Bussi nous invite à revisiter les lieux du drame, dans un tour du monde calqué sur les pérégrinations du Petit Prince. A rouvrir les archives et réfléchir sur nombres de circonstances entourant la mort de l'aviateur, comme s'il rouvrait un cold case. A donner au Petit Prince une nouvelle signification au-delà des apparences et des souvenirs de lectures que l'on a pu conserver au fond de son coeur.
A l'image des membres de cet étrange club, prétextes pour Bussi de dessiner l'influence et l'importance du Petit Prince, ainsi que son retentissement planétaire sur l'imaginaire. En teintant la fable d'un soupçon de mélancolie supplémentaire en convoquant l'absence et le souvenir.
Code 612 : Qui a tué le Petit Prince ? est aussi l'occasion d'en apprendre un peu plus sur Saint-Exupéry et ses zones d'ombres, et ses vies multiples. Son goût de la fréquentation des belles femmes et son désir contradictoire de solitude.
Là est peut être le plus beau cadeau offert par Michel Bussi : réussir à donner un autre sens au Petit Prince, à l'envisager sous un autre angle.
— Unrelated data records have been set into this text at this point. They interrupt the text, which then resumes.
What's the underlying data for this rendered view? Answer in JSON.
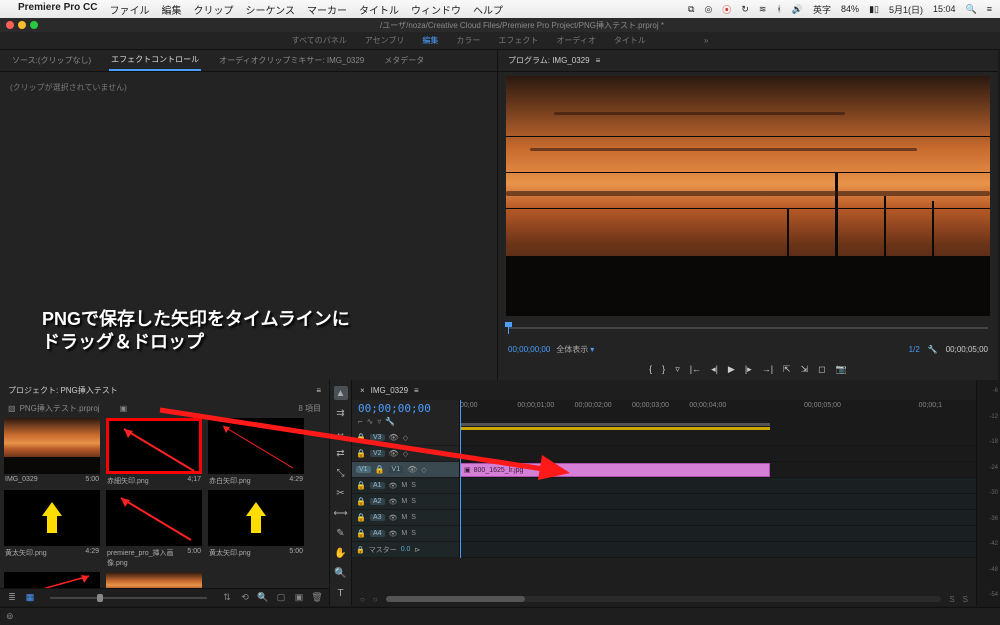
{
  "mac": {
    "app": "Premiere Pro CC",
    "menus": [
      "ファイル",
      "編集",
      "クリップ",
      "シーケンス",
      "マーカー",
      "タイトル",
      "ウィンドウ",
      "ヘルプ"
    ],
    "battery": "84%",
    "ime": "英字",
    "date": "5月1(日)",
    "time": "15:04"
  },
  "titlebar": {
    "path": "/ユーザ/noza/Creative Cloud Files/Premiere Pro Project/PNG挿入テスト.prproj *"
  },
  "workspace": {
    "items": [
      "すべてのパネル",
      "アセンブリ",
      "編集",
      "カラー",
      "エフェクト",
      "オーディオ",
      "タイトル"
    ],
    "active": "編集"
  },
  "source": {
    "tabs": [
      "ソース:(クリップなし)",
      "エフェクトコントロール",
      "オーディオクリップミキサー: IMG_0329",
      "メタデータ"
    ],
    "active": "エフェクトコントロール",
    "empty_msg": "(クリップが選択されていません)"
  },
  "program": {
    "title": "プログラム: IMG_0329",
    "timecode": "00;00;00;00",
    "scale": "全体表示",
    "page": "1/2",
    "duration": "00;00;05;00"
  },
  "project": {
    "title": "プロジェクト: PNG挿入テスト",
    "file": "PNG挿入テスト.prproj",
    "count": "8 項目",
    "bins": [
      {
        "name": "IMG_0329",
        "dur": "5:00",
        "kind": "sunset"
      },
      {
        "name": "赤細矢印.png",
        "dur": "4;17",
        "kind": "red-arrow",
        "selected": true
      },
      {
        "name": "赤白矢印.png",
        "dur": "4:29",
        "kind": "red-arrow-thin"
      },
      {
        "name": "黄太矢印.png",
        "dur": "4:29",
        "kind": "yellow-up"
      },
      {
        "name": "premiere_pro_挿入画像.png",
        "dur": "5:00",
        "kind": "red-arrow-sm"
      },
      {
        "name": "黄太矢印.png",
        "dur": "5:00",
        "kind": "yellow-up"
      },
      {
        "name": "",
        "dur": "",
        "kind": "red-on-dark"
      },
      {
        "name": "",
        "dur": "",
        "kind": "sunset"
      }
    ]
  },
  "timeline": {
    "title": "IMG_0329",
    "timecode": "00;00;00;00",
    "ruler": [
      "00;00",
      "00;00;01;00",
      "00;00;02;00",
      "00;00;03;00",
      "00;00;04;00",
      "",
      "00;00;05;00",
      "",
      "00;00;1"
    ],
    "video_tracks": [
      "V3",
      "V2",
      "V1"
    ],
    "audio_tracks": [
      "A1",
      "A2",
      "A3",
      "A4"
    ],
    "master": "マスター",
    "master_val": "0.0",
    "clip_name": "800_1625_lr.jpg",
    "mute": "M",
    "solo": "S"
  },
  "annotation": {
    "line1": "PNGで保存した矢印をタイムラインに",
    "line2": "ドラッグ＆ドロップ"
  },
  "meter_ticks": [
    "-6",
    "-12",
    "-18",
    "-24",
    "-30",
    "-36",
    "-42",
    "-48",
    "-54"
  ],
  "record_icon": "⦿"
}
Et en multipliant les hypothèses, les fausses pistes et les réflexions qui font constamment tanguer entre vérité et extrapolation, il donne envie, une fois son dernier effort refermé, de se replonger fiévreusement dans l'oeuvre d'origine pour vérifier, pour confirmer, pour remettre en perspective. Et confirmer que Le Petit Prince et son auteur ne font bel et bien qu'un.
Behind_the_Mask, à livre ouvert.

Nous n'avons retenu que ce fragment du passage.